Hill’s sign15: Sir Leonard Hill, an English physiologist, first described the findings in 1909 that BP in the lower extremity in patients with AR was consistently higher than those in the upper extremities in recumbent position, without specifying numerical criteria. Later, a gradient above 20 mmHg generally has been accepted.

Mayne’s sign16: In 1953, Mayne described that a drop of at least 15 mmHg in the diastolic blood pressure when the arm was raised above the head could be detected in some of his patients with AR.

Muller sign11: Systolic pulsations of the uvula are observed by visual examination.

De Musset sign17,18: The sign of a bobbing motion of a patient’s head with each heartbeat was named after a famous French writer and dentist, Alfred Louis Charles de Musset in 1877, who suffered from syphilitic aortitis and AR. It was described originally by his brother Paul17 and later appeared in medical literature in 1900.18

Quincke’s sign19: It describes an exaggerated visible pulsation or blanching of red capillary color seen in nail beds when tip of the nail bed gently pressured. This was demonstrated recently by a video in a patient with severe AR.

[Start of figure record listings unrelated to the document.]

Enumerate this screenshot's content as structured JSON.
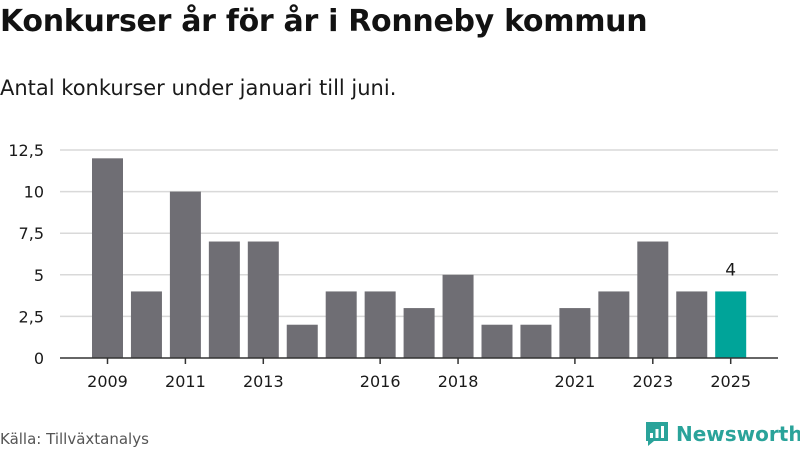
{
  "header": {
    "title": "Konkurser år för år i Ronneby kommun",
    "subtitle": "Antal konkurser under januari till juni."
  },
  "footer": {
    "source": "Källa: Tillväxtanalys",
    "brand": "Newsworthy"
  },
  "colors": {
    "bar": "#6f6e74",
    "highlight": "#00a499",
    "grid": "#d9d9d9",
    "axis": "#333333",
    "brand": "#2aa39a"
  },
  "chart_data": {
    "type": "bar",
    "categories": [
      "2009",
      "2010",
      "2011",
      "2012",
      "2013",
      "2014",
      "2015",
      "2016",
      "2017",
      "2018",
      "2019",
      "2020",
      "2021",
      "2022",
      "2023",
      "2024",
      "2025"
    ],
    "values": [
      12,
      4,
      10,
      7,
      7,
      2,
      4,
      4,
      3,
      5,
      2,
      2,
      3,
      4,
      7,
      4,
      4
    ],
    "xtick_labels": [
      "2009",
      "2011",
      "2013",
      "2016",
      "2018",
      "2021",
      "2023",
      "2025"
    ],
    "yticks": [
      0,
      2.5,
      5,
      7.5,
      10,
      12.5
    ],
    "ytick_labels": [
      "0",
      "2,5",
      "5",
      "7,5",
      "10",
      "12,5"
    ],
    "ylim": [
      0,
      12.5
    ],
    "highlight": {
      "category": "2025",
      "label": "4"
    },
    "grid": true
  }
}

Taube sign (“pistol-shot” pulse): Booming systolic and diastolic sounds are auscultated over the femoral artery.

CONCLUSIONS

Type-A aortic dissection, a highly lethal condition, can occur in apparently healthy, young patients with atypical presentation of epigastric/abdominal pain followed by asymptomatic clinical course despite the dissection and associated severe AR. Aortic regurgitation is a common complication of type-A dissection; careful physical examination may lead clinicians to the diagnosis at bedside.